Prepare the following models to be used in a modeling pipeline:
- Prepare a StringIndexer for `neighbourhood_cleansed`, `room_type`, `property_type`, `bed_type`
- Prepare a OneHotEncoder for `neighbourhood_cleansed`, `room_type`, `property_type`, `bed_type`

In [19]:
from pyspark.ml.feature import StringIndexer, OneHotEncoder

prep_stages = []

# TODO: Prepare a StringIndexer for `neighbourhood_cleansed`, `room_type`, `zipcode`, `property_type`, `bed_type`
for c in ['neighbourhood_cleansed', 'room_type', 'property_type', 'bed_type']:
  indexer = StringIndexer(inputCol = c, outputCol = 'cat_' + c, handleInvalid='skip')
  encoder = OneHotEncoder(inputCol = 'cat_' + c, outputCol = c + "_vec", dropLast = True)
  prep_stages += [indexer, encoder]

Now *StringIndex* all categorical features (`neighbourhood_cleansed`, `room_type`, `zipcode`, `property_type`, `bed_type`) and set `handleInvalid` to `skip`. Set the output columns to `cat_neighbourhood_cleansed`, `cat_room_type`, `cat_zipcode`, `cat_property_type` and `cat_bed_type`, respectively.

## Split the Data for Model Development

Let's keep 80% for the training set and set aside 20% of our data for the test set.

**NOTE:** The data is now split into three sets:
- `trainDF` - used for training a model
- `testDF` - used for internal validation of hyperparamters
- `holdOutDF` - used for final assessement of model and comparison to models prepared by other teams

In [22]:
# TODO: Perform a train-test split on `modelingDF`
seed = 273
(testDF, trainDF) = modelingDF.randomSplit([0.2, 0.8], seed=seed)

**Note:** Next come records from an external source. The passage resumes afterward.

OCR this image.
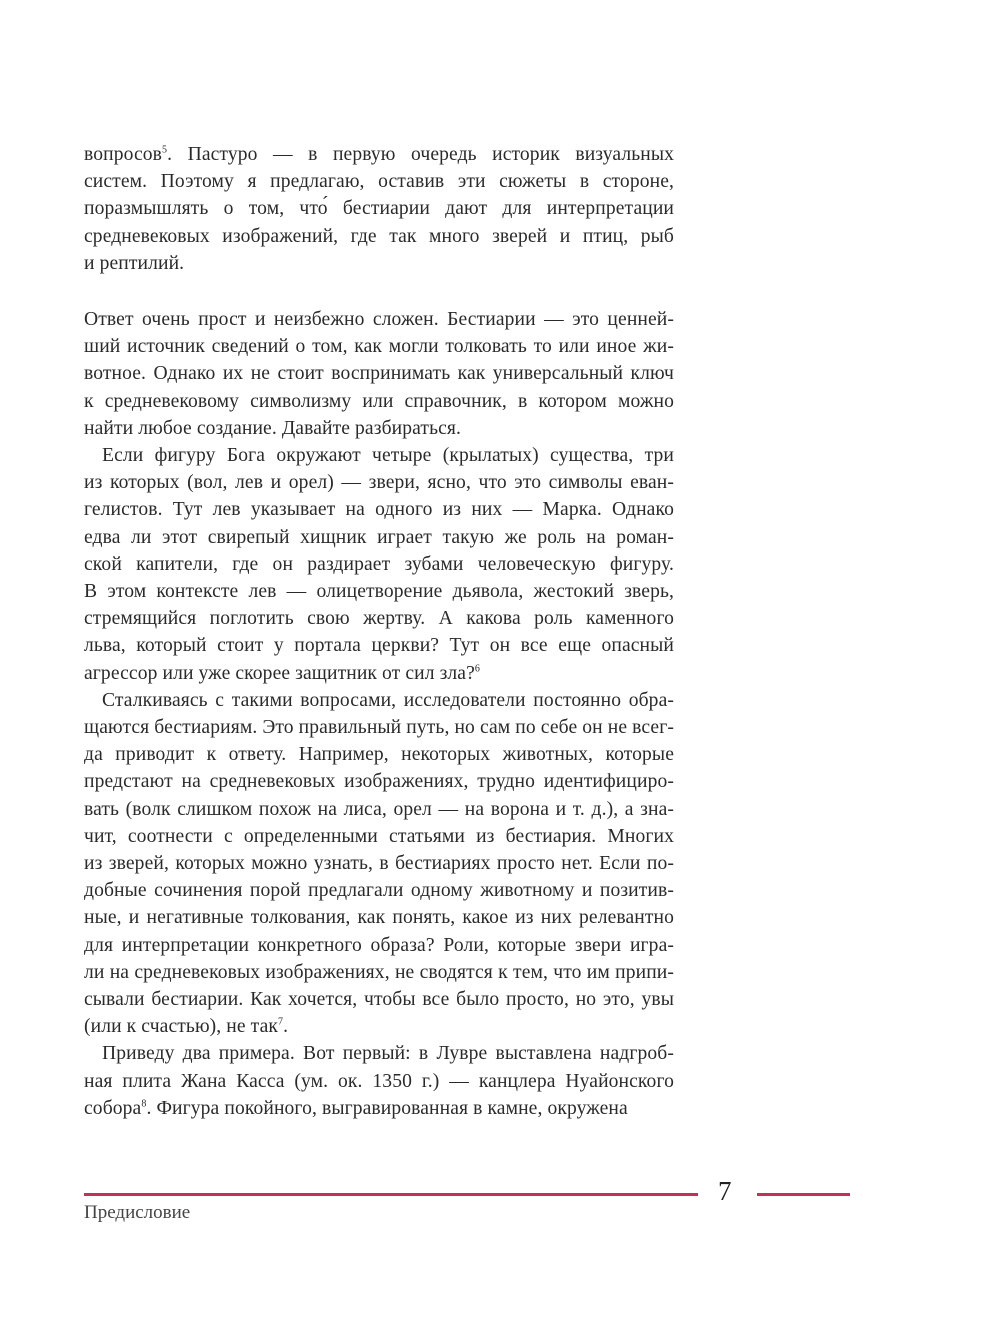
вопросов$^5$. Пастуро — в первую очередь историк визуальных
систем. Поэтому я предлагаю, оставив эти сюжеты в стороне,
поразмышлять о том, что́ бестиарии дают для интерпретации
средневековых изображений, где так много зверей и птиц, рыб
и рептилий.
Ответ очень прост и неизбежно сложен. Бестиарии — это ценней-
ший источник сведений о том, как могли толковать то или иное жи-
вотное. Однако их не стоит воспринимать как универсальный ключ
к средневековому символизму или справочник, в котором можно
найти любое создание. Давайте разбираться.
Если фигуру Бога окружают четыре (крылатых) существа, три
из которых (вол, лев и орел) — звери, ясно, что это символы еван-
гелистов. Тут лев указывает на одного из них — Марка. Однако
едва ли этот свирепый хищник играет такую же роль на роман-
ской капители, где он раздирает зубами человеческую фигуру.
В этом контексте лев — олицетворение дьявола, жестокий зверь,
стремящийся поглотить свою жертву. А какова роль каменного
льва, который стоит у портала церкви? Тут он все еще опасный
агрессор или уже скорее защитник от сил зла?$^6$
Сталкиваясь с такими вопросами, исследователи постоянно обра-
щаются бестиариям. Это правильный путь, но сам по себе он не всег-
да приводит к ответу. Например, некоторых животных, которые
предстают на средневековых изображениях, трудно идентифициро-
вать (волк слишком похож на лиса, орел — на ворона и т. д.), а зна-
чит, соотнести с определенными статьями из бестиария. Многих
из зверей, которых можно узнать, в бестиариях просто нет. Если по-
добные сочинения порой предлагали одному животному и позитив-
ные, и негативные толкования, как понять, какое из них релевантно
для интерпретации конкретного образа? Роли, которые звери игра-
ли на средневековых изображениях, не сводятся к тем, что им припи-
сывали бестиарии. Как хочется, чтобы все было просто, но это, увы
(или к счастью), не так$^7$.
Приведу два примера. Вот первый: в Лувре выставлена надгроб-
ная плита Жана Касса (ум. ок. 1350 г.) — канцлера Нуайонского
собора$^8$. Фигура покойного, выгравированная в камне, окружена
7
Предисловие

print(trainDF.count(), testDF.count())

## Prepare a Benchmark Model

- Define a `list` (Python) or `Array` (Scala) containing the features to be used. It is recommended to use the following features:

  `"host_total_listings_count"`, ` "accommodates"`, ` "bathrooms"`, ` "bedrooms"`, ` "beds"`, ` "minimum_nights"`, ` "number_of_reviews"`, ` "review_scores_rating"`, ` "review_scores_accuracy"`, ` "review_scores_cleanliness"`, ` "review_scores_checkin"`, ` "review_scores_communication"`, ` "review_scores_location"`, ` "review_scores_value"`, ` "vec_neighborhood"`, `"vec_room_type"`, `"vec_zipcode"`, `"vec_property_type"`, `"vec_bed_type"`
- Build a Linear Regression pipeline that contains:
  - each of the StringIndexers
  - the OneHotEncoder
  - a VectorAssembler
  - a LinearRegression Estimator
- Evaluate the performance of the Benchmark Model using a RegressionEvaluator

In [24]:
# TODO: Define a `list` (Python) or `Array` (Scala) containing the features to be used.
features = ["host_total_listings_count", "accommodates", "bathrooms", "bedrooms", "beds", "minimum_nights", "number_of_reviews", "review_scores_rating", "review_scores_accuracy", "review_scores_cleanliness", "review_scores_checkin", "review_scores_communication", "review_scores_location", "review_scores_value", "neighbourhood_cleansed_vec", "room_type_vec", "property_type_vec", "bed_type_vec"]

In [25]:
# TODO: Assemble a sparse vector column containing the features for your model
from pyspark.ml.feature import VectorAssembler

assembler = VectorAssembler(inputCols = features, outputCol = "features")

In [26]:
print("Number of preprocessing stages: %s" % len(prep_stages))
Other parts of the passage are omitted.